妊娠後、無理なダイエットはできませんが、太り過ぎず、痩せすぎず適正体重をキープするようにしましょう。

妊娠前と比べ、食欲が増したり、体重が増えやすくなるわりには、運動不足になってしまったり…。

妊娠前と比べると体重管理は難しいですが、バランス良い食生活をし、できる運動は取り入れるなどしましょう。

後期には雑巾がけ?

安産のためには雑巾がけが良い、と昔の人は言っていました。

それは雑巾がけにより、股関節が柔らかくなり、筋肉も鍛えられるからです。

都市伝説のようなことですが、理にかなっています。

また、雑巾がけをする際は、必ず膝をつくようにしましょう。

膝を上げた状態で行うと、バランスがとれず危険ですし、逆子になってしまうなどのリスクもあります。

体調が良ければ、赤ちゃんが生まれても良い頃になったら、赤ちゃんを迎えるために、室内の雑巾がけもお勧めです。

会陰マッサージ

妊娠後期に、会陰をマッサージし、お産の進行がスムーズになることを期待する方法です。

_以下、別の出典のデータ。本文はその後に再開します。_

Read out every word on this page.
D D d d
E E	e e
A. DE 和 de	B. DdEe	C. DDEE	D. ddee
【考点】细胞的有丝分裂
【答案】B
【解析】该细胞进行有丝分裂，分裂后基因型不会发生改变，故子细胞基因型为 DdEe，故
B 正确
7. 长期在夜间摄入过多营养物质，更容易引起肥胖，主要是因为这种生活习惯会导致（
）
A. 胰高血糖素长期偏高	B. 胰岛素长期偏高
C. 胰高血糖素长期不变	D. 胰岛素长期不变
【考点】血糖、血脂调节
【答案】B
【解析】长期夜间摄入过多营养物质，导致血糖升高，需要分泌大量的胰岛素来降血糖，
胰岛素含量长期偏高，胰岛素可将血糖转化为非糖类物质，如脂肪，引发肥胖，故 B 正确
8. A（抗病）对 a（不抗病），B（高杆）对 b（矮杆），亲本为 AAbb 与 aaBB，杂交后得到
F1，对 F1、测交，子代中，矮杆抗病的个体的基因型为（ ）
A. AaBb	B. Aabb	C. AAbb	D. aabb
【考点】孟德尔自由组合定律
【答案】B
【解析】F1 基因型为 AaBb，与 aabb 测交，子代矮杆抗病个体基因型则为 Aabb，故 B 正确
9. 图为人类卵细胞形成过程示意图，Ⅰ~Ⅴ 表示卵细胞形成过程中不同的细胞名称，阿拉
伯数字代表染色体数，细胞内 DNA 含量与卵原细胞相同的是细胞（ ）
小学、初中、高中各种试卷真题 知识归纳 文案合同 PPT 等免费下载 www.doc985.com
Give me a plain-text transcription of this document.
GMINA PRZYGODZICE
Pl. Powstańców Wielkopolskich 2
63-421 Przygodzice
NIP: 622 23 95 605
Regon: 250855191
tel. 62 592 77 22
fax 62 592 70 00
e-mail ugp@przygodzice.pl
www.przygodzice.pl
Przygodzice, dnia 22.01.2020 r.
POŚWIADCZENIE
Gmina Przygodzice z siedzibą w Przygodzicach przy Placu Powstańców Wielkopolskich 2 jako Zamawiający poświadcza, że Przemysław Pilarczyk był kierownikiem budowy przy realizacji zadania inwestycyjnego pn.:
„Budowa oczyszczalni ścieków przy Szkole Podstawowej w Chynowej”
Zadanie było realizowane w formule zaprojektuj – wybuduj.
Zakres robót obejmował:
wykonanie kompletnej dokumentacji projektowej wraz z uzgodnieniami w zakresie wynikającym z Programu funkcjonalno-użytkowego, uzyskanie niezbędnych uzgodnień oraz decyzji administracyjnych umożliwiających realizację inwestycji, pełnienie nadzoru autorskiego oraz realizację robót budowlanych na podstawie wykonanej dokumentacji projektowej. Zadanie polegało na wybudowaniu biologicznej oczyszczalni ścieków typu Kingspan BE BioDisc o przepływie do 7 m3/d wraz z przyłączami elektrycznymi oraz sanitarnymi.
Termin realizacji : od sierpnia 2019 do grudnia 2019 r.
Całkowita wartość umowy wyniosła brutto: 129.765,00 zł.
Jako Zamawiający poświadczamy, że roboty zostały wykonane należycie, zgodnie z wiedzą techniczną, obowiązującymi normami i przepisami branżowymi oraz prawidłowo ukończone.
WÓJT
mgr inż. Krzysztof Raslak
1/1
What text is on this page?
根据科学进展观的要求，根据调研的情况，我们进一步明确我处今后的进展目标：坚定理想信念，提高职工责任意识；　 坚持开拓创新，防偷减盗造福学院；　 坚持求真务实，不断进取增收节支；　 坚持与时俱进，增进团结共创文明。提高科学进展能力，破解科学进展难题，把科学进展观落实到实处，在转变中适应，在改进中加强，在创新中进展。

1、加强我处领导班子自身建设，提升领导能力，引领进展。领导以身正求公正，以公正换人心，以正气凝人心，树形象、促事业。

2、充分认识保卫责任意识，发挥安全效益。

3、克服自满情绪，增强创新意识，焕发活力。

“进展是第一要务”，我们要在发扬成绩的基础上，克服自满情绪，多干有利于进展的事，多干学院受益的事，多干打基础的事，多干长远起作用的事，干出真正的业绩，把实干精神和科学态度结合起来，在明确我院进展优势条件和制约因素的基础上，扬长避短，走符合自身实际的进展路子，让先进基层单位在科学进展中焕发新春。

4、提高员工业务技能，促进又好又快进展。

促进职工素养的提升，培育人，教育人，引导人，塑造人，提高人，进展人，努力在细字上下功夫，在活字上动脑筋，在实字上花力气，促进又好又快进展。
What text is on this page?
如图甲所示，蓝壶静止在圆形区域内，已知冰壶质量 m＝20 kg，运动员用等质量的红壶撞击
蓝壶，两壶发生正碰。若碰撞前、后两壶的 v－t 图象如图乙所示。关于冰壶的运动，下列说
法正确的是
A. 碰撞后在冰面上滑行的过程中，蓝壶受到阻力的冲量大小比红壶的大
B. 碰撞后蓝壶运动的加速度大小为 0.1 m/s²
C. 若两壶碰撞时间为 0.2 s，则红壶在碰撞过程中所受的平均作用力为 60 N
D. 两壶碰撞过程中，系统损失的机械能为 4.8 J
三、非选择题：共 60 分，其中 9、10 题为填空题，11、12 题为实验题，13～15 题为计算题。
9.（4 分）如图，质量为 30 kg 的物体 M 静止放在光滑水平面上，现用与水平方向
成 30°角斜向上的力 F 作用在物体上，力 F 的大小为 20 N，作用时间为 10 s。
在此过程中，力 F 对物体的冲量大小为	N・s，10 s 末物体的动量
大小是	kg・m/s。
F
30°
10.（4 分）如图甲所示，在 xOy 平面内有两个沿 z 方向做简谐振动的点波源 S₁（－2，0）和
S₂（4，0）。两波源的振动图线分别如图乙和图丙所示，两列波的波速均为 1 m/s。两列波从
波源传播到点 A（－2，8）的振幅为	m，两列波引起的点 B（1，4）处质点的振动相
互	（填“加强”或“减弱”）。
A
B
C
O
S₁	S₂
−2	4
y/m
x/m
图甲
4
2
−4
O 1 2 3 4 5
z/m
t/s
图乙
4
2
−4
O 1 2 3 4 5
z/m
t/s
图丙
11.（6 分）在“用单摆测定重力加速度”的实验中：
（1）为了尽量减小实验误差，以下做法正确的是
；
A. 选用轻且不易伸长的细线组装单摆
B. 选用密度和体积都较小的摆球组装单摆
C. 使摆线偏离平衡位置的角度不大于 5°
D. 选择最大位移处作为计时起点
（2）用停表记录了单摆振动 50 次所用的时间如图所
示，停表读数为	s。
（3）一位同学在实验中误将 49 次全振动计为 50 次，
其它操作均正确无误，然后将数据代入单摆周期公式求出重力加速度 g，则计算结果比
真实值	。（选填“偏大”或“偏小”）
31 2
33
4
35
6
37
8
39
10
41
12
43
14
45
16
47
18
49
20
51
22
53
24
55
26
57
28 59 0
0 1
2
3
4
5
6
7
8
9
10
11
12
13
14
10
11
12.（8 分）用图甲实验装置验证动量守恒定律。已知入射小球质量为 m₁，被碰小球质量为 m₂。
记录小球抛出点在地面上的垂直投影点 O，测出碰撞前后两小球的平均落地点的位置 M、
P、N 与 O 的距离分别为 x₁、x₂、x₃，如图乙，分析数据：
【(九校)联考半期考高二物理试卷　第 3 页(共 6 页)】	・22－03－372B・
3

分娩中に、会陰がよく伸びれば赤ちゃんが出てきやすくなりますし、会陰切開をしなくて済めば、産後の傷の痛みも楽ですね。

しかし、自分でマッサージを行うのは、怖い…という方もいるでしょう。

しっかりマッサージをしようと思うと、最初は抵抗があるかもしれないので、最初のうちは温タオルなどで、会陰を温め、血流をよくして会陰をほぐすところからスタートするのもお勧めです。

まとめ

  • 昔よくいわれた安産型とは、お尻の大きい女性のこと。
  • お尻が大きいと骨盤が大きいことが多く、骨盤が大きいと赤ちゃんが通りやすく安産になりやすいからである。
  • しかし、お尻が大きいと必ず骨盤が大きいわけではなく、安産になるためには、他の条件も大切である。
  • 安産型にも安産にも明確な定義はなく医学的な根拠もない。
  • 他に安産になりやすい条件として、標準体型、冷え性でない、適度な運動をしている、体が柔らかいなどがある。
  • 妊娠前から、適正体重をキープし、運動など健康的な体を作ることが大切。
  • 妊娠後も、体重管理、運動、柔軟体操などにより、安産に向けた体作りができる。